Abstract
Background
The Observatory Evidence Service (OES) at Public Health Wales supports evidence informed decision making by conducting evidence reviews, which follow systematic review methodology, on complex public health topics. Machine-learning technologies have the potential to aid in screening studies for inclusion in reviews, and the OES have undertaken testing of one such system, RobotAnalyst, to assess its accuracy and to determine if it would increase the efficiency of the review process.
Methods
Retrospective testing was undertaken using three previously completed evidence reviews. For each test, references were uploaded into RobotAnalyst and the decisions made by the original reviewers were input in blocks of 25 to form a training set. The “update predictions” function generated a predicted inclusion decision for the remaining references at each test point and these were compared to the original review decisions.
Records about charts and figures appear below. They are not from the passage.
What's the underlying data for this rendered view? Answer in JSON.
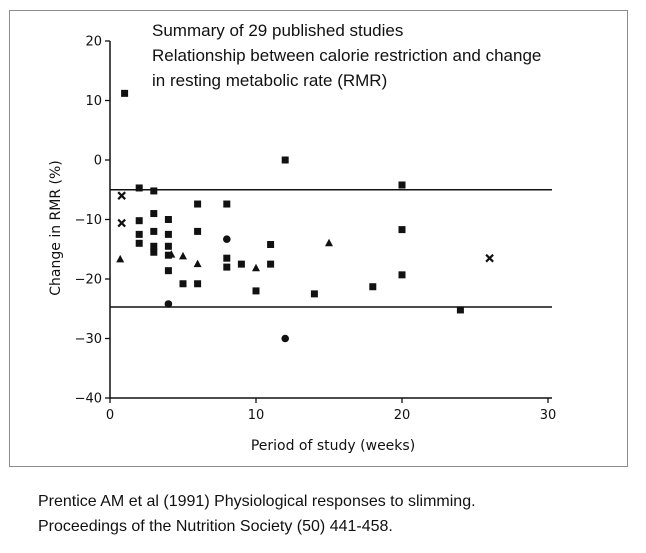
{
  "annotation": {
    "line1": "Summary of 29 published studies",
    "line2": "Relationship between calorie restriction and change",
    "line3": "in resting metabolic rate (RMR)"
  },
  "citation": {
    "line1": "Prentice AM et al (1991) Physiological responses to slimming.",
    "line2": "Proceedings of the Nutrition Society (50) 441-458."
  },
  "chart_data": {
    "type": "scatter",
    "xlabel": "Period of study (weeks)",
    "ylabel": "Change in RMR (%)",
    "xlim": [
      0,
      30
    ],
    "ylim": [
      -40,
      20
    ],
    "x_ticks": [
      0,
      10,
      20,
      30
    ],
    "y_ticks": [
      20,
      10,
      0,
      -10,
      -20,
      -30,
      -40
    ],
    "grid": false,
    "reference_lines_y": [
      -5,
      -24.7
    ],
    "series": [
      {
        "marker": "square",
        "points": [
          [
            1,
            11.2
          ],
          [
            2,
            -4.7
          ],
          [
            2,
            -10.2
          ],
          [
            2,
            -12.5
          ],
          [
            2,
            -14.0
          ],
          [
            3,
            -5.2
          ],
          [
            3,
            -9.0
          ],
          [
            3,
            -12.0
          ],
          [
            3,
            -14.5
          ],
          [
            3,
            -15.5
          ],
          [
            4,
            -10.0
          ],
          [
            4,
            -12.5
          ],
          [
            4,
            -14.5
          ],
          [
            4,
            -16.0
          ],
          [
            4,
            -18.6
          ],
          [
            5,
            -20.8
          ],
          [
            6,
            -7.4
          ],
          [
            6,
            -12.0
          ],
          [
            6,
            -20.8
          ],
          [
            8,
            -7.4
          ],
          [
            8,
            -16.5
          ],
          [
            8,
            -18.0
          ],
          [
            9,
            -17.5
          ],
          [
            10,
            -22.0
          ],
          [
            11,
            -14.2
          ],
          [
            11,
            -17.5
          ],
          [
            12,
            0
          ],
          [
            14,
            -22.5
          ],
          [
            18,
            -21.3
          ],
          [
            20,
            -4.2
          ],
          [
            20,
            -11.7
          ],
          [
            20,
            -19.3
          ],
          [
            24,
            -25.2
          ]
        ]
      },
      {
        "marker": "circle",
        "points": [
          [
            4,
            -24.2
          ],
          [
            8,
            -13.3
          ],
          [
            12,
            -30.0
          ]
        ]
      },
      {
        "marker": "triangle",
        "points": [
          [
            0.7,
            -16.7
          ],
          [
            4.2,
            -15.9
          ],
          [
            5,
            -16.2
          ],
          [
            6,
            -17.5
          ],
          [
            10,
            -18.2
          ],
          [
            15,
            -14.0
          ]
        ]
      },
      {
        "marker": "cross",
        "points": [
          [
            0.8,
            -6.0
          ],
          [
            0.8,
            -10.6
          ],
          [
            26,
            -16.5
          ]
        ]
      }
    ]
  }
}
We calculated RobotAnalysts sensitivity, specificity, positive predictive value, false include and exclude rate and the proportion of missed references.
Results
Mixed levels of performance were observed. An overall increase in sensitivity as more studies were added to the training set was detected for two of the three reference sets when screened at title stage, but only in one case did RobotAnalyst produce relatively high levels of sensitivity (over 90%). This was observed in reference test set one (n = 500 references), where sensitivity increased from 51% at the start of testing to 91% after 250 references had been manually marked on the system. Although performance tended to be higher as more studies were added to the training sets, the increases were not always linear.
Conclusions
There may be some promise in using RobotAnalyst as a second screener, especially on larger reference sets when the human resource demands of duplicate screening are considerable. We are continuing to test RobotAnalyst both retrospectively and prospectively.
Key messages
Retrospective testing of RobotAnalyst observed mixed levels of performance. RobotAnalyst could potentially be utilised as a second screener for evidence review.